I imagine it took a lot to get this movie made. It’s a massive endeavor no doubt. The acting is fantastic (there are several notable actors but their roles are mostly cameos at best [e.g. James Gandolfini (playing Leon Panetta, I think)], the production details are impressive, but, for the life of me, I don’t understand why this movie is getting the praise it is. I was bored through most of it and thought no one could make “the hunt for Osama Bin Laden” dull and bland. Of course, I also thought The Hurt Locker was equally as boring – and was seemingly alone in wondering how it won an Academy Award for Best Picture – and found myself, like then, longing for the days Bigelow was making Point Break.

That said, here’s what I took away from Zero Dark Thirty: 1. If I had to be a CIA Agent – with a concentration in anti-terrorism – I would probably quit on the first day after seeing the kinds of names I would need to know (it seems every one in the Arab world is named “Abu Al Jazeera Al Gore Khamed” or something close. F that.), and 2. Filmmakers these days, I think, are becoming overly-indulgent. Very few movies should exceed two hours.
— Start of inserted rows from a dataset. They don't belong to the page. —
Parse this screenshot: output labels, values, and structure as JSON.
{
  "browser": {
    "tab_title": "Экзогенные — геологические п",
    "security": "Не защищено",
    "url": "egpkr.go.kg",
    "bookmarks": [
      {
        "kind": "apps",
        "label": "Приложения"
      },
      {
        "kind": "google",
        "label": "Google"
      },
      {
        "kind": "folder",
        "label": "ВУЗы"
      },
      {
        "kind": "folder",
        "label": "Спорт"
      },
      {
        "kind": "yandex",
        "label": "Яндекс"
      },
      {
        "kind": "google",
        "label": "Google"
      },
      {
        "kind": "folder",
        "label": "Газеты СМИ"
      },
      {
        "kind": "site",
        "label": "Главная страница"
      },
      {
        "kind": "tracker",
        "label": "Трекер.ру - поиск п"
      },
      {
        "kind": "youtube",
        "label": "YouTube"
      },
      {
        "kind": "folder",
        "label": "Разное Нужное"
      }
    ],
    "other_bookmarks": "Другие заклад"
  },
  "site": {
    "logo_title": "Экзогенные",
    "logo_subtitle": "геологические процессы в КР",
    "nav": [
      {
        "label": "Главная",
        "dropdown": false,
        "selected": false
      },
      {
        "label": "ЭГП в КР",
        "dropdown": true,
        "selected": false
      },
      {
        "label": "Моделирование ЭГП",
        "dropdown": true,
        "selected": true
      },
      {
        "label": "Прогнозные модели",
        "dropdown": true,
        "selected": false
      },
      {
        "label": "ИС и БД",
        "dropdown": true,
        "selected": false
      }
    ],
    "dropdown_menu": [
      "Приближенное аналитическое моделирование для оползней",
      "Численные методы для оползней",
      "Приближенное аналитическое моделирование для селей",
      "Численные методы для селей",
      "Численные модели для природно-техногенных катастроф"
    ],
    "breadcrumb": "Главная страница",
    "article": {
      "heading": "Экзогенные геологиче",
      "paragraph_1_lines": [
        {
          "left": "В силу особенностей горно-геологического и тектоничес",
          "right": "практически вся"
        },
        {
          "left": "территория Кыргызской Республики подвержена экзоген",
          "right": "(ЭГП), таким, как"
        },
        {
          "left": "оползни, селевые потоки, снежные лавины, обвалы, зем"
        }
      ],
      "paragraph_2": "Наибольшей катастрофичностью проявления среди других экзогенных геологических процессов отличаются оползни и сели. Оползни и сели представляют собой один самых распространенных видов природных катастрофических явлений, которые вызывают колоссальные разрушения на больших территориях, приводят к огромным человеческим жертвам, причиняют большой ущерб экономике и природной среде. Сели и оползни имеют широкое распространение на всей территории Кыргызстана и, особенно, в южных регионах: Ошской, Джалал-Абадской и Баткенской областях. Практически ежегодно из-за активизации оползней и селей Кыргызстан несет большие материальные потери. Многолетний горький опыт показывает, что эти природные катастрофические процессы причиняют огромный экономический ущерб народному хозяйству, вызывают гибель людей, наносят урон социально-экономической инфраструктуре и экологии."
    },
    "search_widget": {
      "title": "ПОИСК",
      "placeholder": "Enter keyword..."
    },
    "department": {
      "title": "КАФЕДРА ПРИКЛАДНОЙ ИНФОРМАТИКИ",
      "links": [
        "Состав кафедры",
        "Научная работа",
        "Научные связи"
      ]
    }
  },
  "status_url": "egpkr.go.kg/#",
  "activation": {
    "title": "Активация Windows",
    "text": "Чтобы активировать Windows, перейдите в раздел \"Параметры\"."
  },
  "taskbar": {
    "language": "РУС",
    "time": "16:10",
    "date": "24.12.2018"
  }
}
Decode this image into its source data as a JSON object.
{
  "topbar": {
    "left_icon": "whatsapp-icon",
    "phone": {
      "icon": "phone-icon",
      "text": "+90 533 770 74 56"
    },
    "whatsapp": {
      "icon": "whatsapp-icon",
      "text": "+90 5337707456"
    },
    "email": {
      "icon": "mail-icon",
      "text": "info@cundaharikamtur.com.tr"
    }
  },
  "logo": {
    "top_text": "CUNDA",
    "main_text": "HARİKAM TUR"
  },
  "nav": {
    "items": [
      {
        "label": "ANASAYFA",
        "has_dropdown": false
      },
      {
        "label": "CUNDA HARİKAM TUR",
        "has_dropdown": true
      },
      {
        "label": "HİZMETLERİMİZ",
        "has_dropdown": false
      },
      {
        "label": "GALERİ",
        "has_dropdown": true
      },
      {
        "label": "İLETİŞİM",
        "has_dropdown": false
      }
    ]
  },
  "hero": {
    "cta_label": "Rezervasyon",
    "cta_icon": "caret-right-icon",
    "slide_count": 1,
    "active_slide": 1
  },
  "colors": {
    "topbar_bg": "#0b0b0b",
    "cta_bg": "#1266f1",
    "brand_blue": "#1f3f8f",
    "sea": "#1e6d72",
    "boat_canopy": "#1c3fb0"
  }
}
Even fewer should exceed two and a half. Zero Dark Thirty should have been a crisp hour and forty minutes – not two hours and forty minutes. I realize the hunt for Osama bin Laden took over ten years, with several leads all over the world, but that’s why we have movies: to condense long and complicated periods of history into a watchable form.

Or maybe I’m just too hard to please.